A "Worst Electric Car List" Reminds Us How Far We've Come

By · November 05, 2013

The Elcar from the 1970s had a top speed of 25 miles per hour, and driving range of 40 miles.

Jalopnik, the automotive blog, took aim at an easy target yesterday when it posted the “Ten Worst Electric Cars Ever Made.” The list was full of 1970s experiments, three-wheelers, low-speed neighborhood electric vehicles, and Chinese knock-offs—such as Coda Automotive's electric sedan, which hit Number 10 on the list. The goal was yucks: look at a bunch of stupid EVs. But after the LOLs get emailed and tweeted, a more important point emerges. The past era of substandard electric cars—and notions of EVs as glorified golf carts—is long over.

Jalopnik’s hodgepodge of old school electric vehicles had limitations based on inferior technology and relatively high production costs.

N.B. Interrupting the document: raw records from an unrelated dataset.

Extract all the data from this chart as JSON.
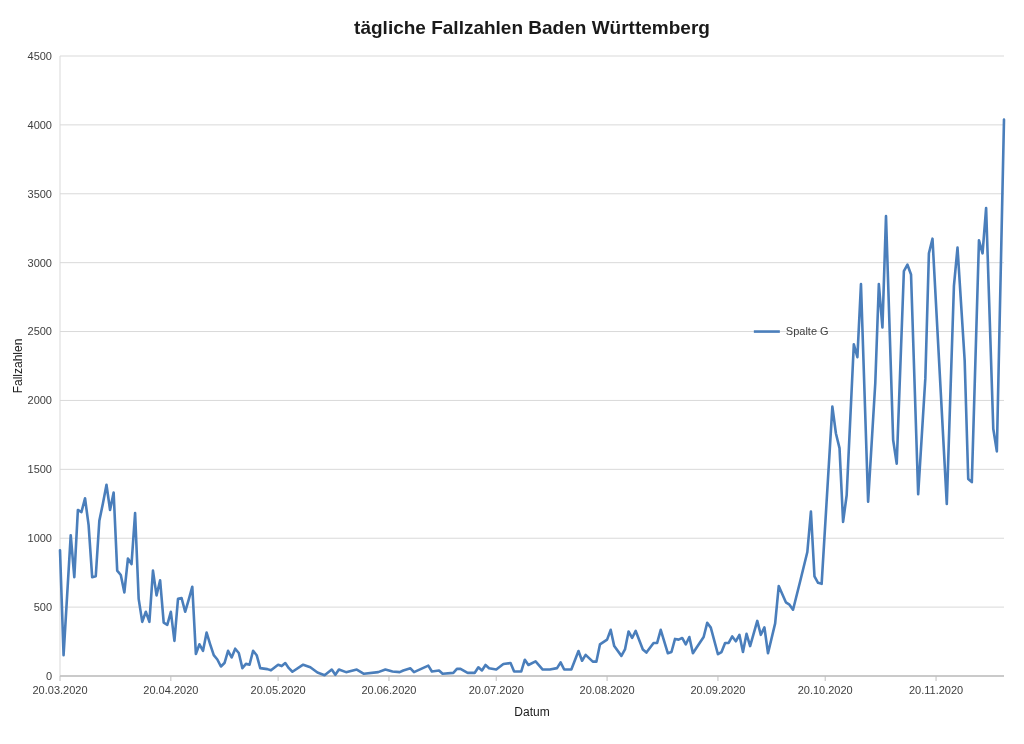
{
  "chart_data": {
    "type": "line",
    "title": "tägliche Fallzahlen Baden Württemberg",
    "xlabel": "Datum",
    "ylabel": "Fallzahlen",
    "x": [
      "2020-03-20",
      "2020-03-21",
      "2020-03-23",
      "2020-03-24",
      "2020-03-25",
      "2020-03-26",
      "2020-03-27",
      "2020-03-28",
      "2020-03-29",
      "2020-03-30",
      "2020-03-31",
      "2020-04-01",
      "2020-04-02",
      "2020-04-03",
      "2020-04-04",
      "2020-04-05",
      "2020-04-06",
      "2020-04-07",
      "2020-04-08",
      "2020-04-09",
      "2020-04-10",
      "2020-04-11",
      "2020-04-12",
      "2020-04-13",
      "2020-04-14",
      "2020-04-15",
      "2020-04-16",
      "2020-04-17",
      "2020-04-18",
      "2020-04-19",
      "2020-04-20",
      "2020-04-21",
      "2020-04-22",
      "2020-04-23",
      "2020-04-24",
      "2020-04-25",
      "2020-04-26",
      "2020-04-27",
      "2020-04-28",
      "2020-04-29",
      "2020-04-30",
      "2020-05-01",
      "2020-05-02",
      "2020-05-03",
      "2020-05-04",
      "2020-05-05",
      "2020-05-06",
      "2020-05-07",
      "2020-05-08",
      "2020-05-09",
      "2020-05-10",
      "2020-05-11",
      "2020-05-12",
      "2020-05-13",
      "2020-05-14",
      "2020-05-15",
      "2020-05-17",
      "2020-05-18",
      "2020-05-20",
      "2020-05-21",
      "2020-05-22",
      "2020-05-23",
      "2020-05-24",
      "2020-05-27",
      "2020-05-29",
      "2020-05-31",
      "2020-06-02",
      "2020-06-04",
      "2020-06-05",
      "2020-06-06",
      "2020-06-08",
      "2020-06-11",
      "2020-06-13",
      "2020-06-17",
      "2020-06-19",
      "2020-06-21",
      "2020-06-23",
      "2020-06-24",
      "2020-06-26",
      "2020-06-27",
      "2020-07-01",
      "2020-07-02",
      "2020-07-04",
      "2020-07-05",
      "2020-07-08",
      "2020-07-09",
      "2020-07-10",
      "2020-07-12",
      "2020-07-14",
      "2020-07-15",
      "2020-07-16",
      "2020-07-17",
      "2020-07-18",
      "2020-07-20",
      "2020-07-22",
      "2020-07-24",
      "2020-07-25",
      "2020-07-27",
      "2020-07-28",
      "2020-07-29",
      "2020-07-31",
      "2020-08-02",
      "2020-08-04",
      "2020-08-06",
      "2020-08-07",
      "2020-08-08",
      "2020-08-10",
      "2020-08-12",
      "2020-08-13",
      "2020-08-14",
      "2020-08-16",
      "2020-08-17",
      "2020-08-18",
      "2020-08-20",
      "2020-08-21",
      "2020-08-22",
      "2020-08-24",
      "2020-08-25",
      "2020-08-26",
      "2020-08-27",
      "2020-08-28",
      "2020-08-30",
      "2020-08-31",
      "2020-09-02",
      "2020-09-03",
      "2020-09-04",
      "2020-09-06",
      "2020-09-07",
      "2020-09-08",
      "2020-09-09",
      "2020-09-10",
      "2020-09-11",
      "2020-09-12",
      "2020-09-13",
      "2020-09-14",
      "2020-09-16",
      "2020-09-17",
      "2020-09-18",
      "2020-09-20",
      "2020-09-21",
      "2020-09-22",
      "2020-09-23",
      "2020-09-24",
      "2020-09-25",
      "2020-09-26",
      "2020-09-27",
      "2020-09-28",
      "2020-09-29",
      "2020-10-01",
      "2020-10-02",
      "2020-10-03",
      "2020-10-04",
      "2020-10-06",
      "2020-10-07",
      "2020-10-09",
      "2020-10-10",
      "2020-10-11",
      "2020-10-13",
      "2020-10-15",
      "2020-10-16",
      "2020-10-17",
      "2020-10-18",
      "2020-10-19",
      "2020-10-22",
      "2020-10-23",
      "2020-10-24",
      "2020-10-25",
      "2020-10-26",
      "2020-10-28",
      "2020-10-29",
      "2020-10-30",
      "2020-11-01",
      "2020-11-03",
      "2020-11-04",
      "2020-11-05",
      "2020-11-06",
      "2020-11-08",
      "2020-11-09",
      "2020-11-11",
      "2020-11-12",
      "2020-11-13",
      "2020-11-15",
      "2020-11-17",
      "2020-11-18",
      "2020-11-19",
      "2020-11-23",
      "2020-11-25",
      "2020-11-26",
      "2020-11-28",
      "2020-11-29",
      "2020-11-30",
      "2020-12-02",
      "2020-12-03",
      "2020-12-04",
      "2020-12-06",
      "2020-12-07",
      "2020-12-09"
    ],
    "series": [
      {
        "name": "Spalte G",
        "color": "#4a7ebb",
        "values": [
          913,
          151,
          1022,
          717,
          1205,
          1190,
          1290,
          1095,
          717,
          724,
          1127,
          1252,
          1388,
          1205,
          1331,
          765,
          733,
          607,
          853,
          812,
          1183,
          560,
          393,
          466,
          393,
          765,
          585,
          695,
          387,
          371,
          466,
          255,
          560,
          566,
          466,
          554,
          648,
          160,
          230,
          183,
          315,
          230,
          151,
          120,
          69,
          94,
          183,
          135,
          198,
          167,
          57,
          88,
          82,
          183,
          151,
          57,
          50,
          41,
          82,
          72,
          94,
          57,
          31,
          82,
          63,
          25,
          6,
          47,
          9,
          47,
          28,
          47,
          16,
          28,
          47,
          33,
          28,
          40,
          56,
          28,
          75,
          33,
          40,
          16,
          23,
          52,
          52,
          23,
          23,
          63,
          40,
          80,
          56,
          47,
          87,
          94,
          33,
          33,
          118,
          80,
          106,
          47,
          47,
          57,
          99,
          47,
          47,
          181,
          111,
          153,
          104,
          104,
          229,
          264,
          335,
          217,
          146,
          193,
          323,
          276,
          327,
          193,
          170,
          240,
          240,
          335,
          165,
          174,
          269,
          264,
          276,
          229,
          283,
          165,
          205,
          283,
          386,
          351,
          158,
          174,
          240,
          240,
          287,
          252,
          299,
          174,
          306,
          217,
          400,
          299,
          353,
          165,
          382,
          653,
          535,
          518,
          481,
          688,
          900,
          1194,
          723,
          676,
          669,
          1955,
          1760,
          1654,
          1119,
          1312,
          2408,
          2314,
          2844,
          1265,
          2125,
          2844,
          2530,
          3338,
          1713,
          1541,
          2938,
          2985,
          2914,
          1319,
          2160,
          3068,
          3174,
          1249,
          2832,
          3110,
          2290,
          1430,
          1407,
          3162,
          3068,
          3397,
          1795,
          1630,
          4038
        ]
      }
    ],
    "xlim": [
      "2020-03-20",
      "2020-12-09"
    ],
    "xticks": [
      {
        "value": "2020-03-20",
        "label": "20.03.2020"
      },
      {
        "value": "2020-04-20",
        "label": "20.04.2020"
      },
      {
        "value": "2020-05-20",
        "label": "20.05.2020"
      },
      {
        "value": "2020-06-20",
        "label": "20.06.2020"
      },
      {
        "value": "2020-07-20",
        "label": "20.07.2020"
      },
      {
        "value": "2020-08-20",
        "label": "20.08.2020"
      },
      {
        "value": "2020-09-20",
        "label": "20.09.2020"
      },
      {
        "value": "2020-10-20",
        "label": "20.10.2020"
      },
      {
        "value": "2020-11-20",
        "label": "20.11.2020"
      }
    ],
    "ylim": [
      0,
      4500
    ],
    "yticks": [
      0,
      500,
      1000,
      1500,
      2000,
      2500,
      3000,
      3500,
      4000,
      4500
    ],
    "grid": "y",
    "legend": "right",
    "marker": "none",
    "line_style": "solid"
  }
}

Back in the day, electric vehicles were powered by lead-acid or nickel-metal-hydride batteries. Today, lithium ion battery chemistry means vastly improved energy density, with more kilowatt-hours stored on board, and driving range pushing toward 100 miles on nearly all available models—with steady and significant improvements expected in the coming years.

Most of the clunkers from the past were so-called neighborhood electric vehicles, limited to a top speed of 25 miles per hour. Others were three-wheelers with questionable stability. Both technology choices allowed small companies build electric vehicles without the need for expensive crash testing to meet federal safety standards. That lowered the price, making them more affordable, but the gravely compromised designs earned derision over the years, which was conjured up again via Jalopnik's list.

Electric Equals Quality and Luxury

Fast forward to today. There is an ever-expanding range of very high quality, fully highway-capable EVs and electric motorcycles—manufactured by the world's leading automotive companies. You might not love the way every EV looks, but the quality of the design, performance and amenities is at the top of each car’s segment. The 2013 Chevy Volt has, for the three years running, been named the number one compact in the annual J.D. Power Apeal study. The Tesla Model S racked up countless top automotive awards, and is taking a measurable percentage of the luxury car market. The Nissan LEAF won World Car of the Year in 2011. The LEAF, Model S, and Volt all have five star crash safety ratings with the federal government.

Let’s not forget the electric motorcycle market. We now have two companies—Zero Motorcycles and Brammo—making excellent electric motorcycles with performance and features that can satisfy nearly all motorcyclists. They claim top speeds around 100 miles an hour—verified in electric motorcycle racing events—and riding range of between 70 and100 miles, with quick recharge times.

The 2012 Coda Automotive electric sedan.

The Coda Automotive electric sedan, despite landing on Jalopnik's list of worst electric cars, is an example of how far the EV market has come.

The Coda electric car had lackluster styling reminiscent of 1990s family cars—but it’s an outlier in the Jalopnik list. Coda’s electric drive train, battery pack, and charging system were decent. The car had the largest trunk space of any electric car other than the Tesla Model S. Coda's battery pack design included an active heating and cooling system, a feature many Nissan LEAF owners suffering from premature range degradation wish Nissan had put into its small EV. It was also one of the first electric cars to have a 6.6-kilowatt on-board charger. These features don’t make up for the car’s other problems, and the mismanagement of the company that led to its demise, but in those features, you can see the emergence of electric cars out of an era of low-quality and low-speed to today’s impressive advances.

Jalopnik’s list is a crack-up to read. At the same time, it should remind carmakers producing electric cars to go the extra mile to avoid invoking the "eeew" response. The negative stereotypes attached to electric vehicles have programmed consumers with skepticism and doubt. Electric vehicles that steer as far away as possible from those outdated stereotypes will fare the best, and do the most to increase the size of the EV market.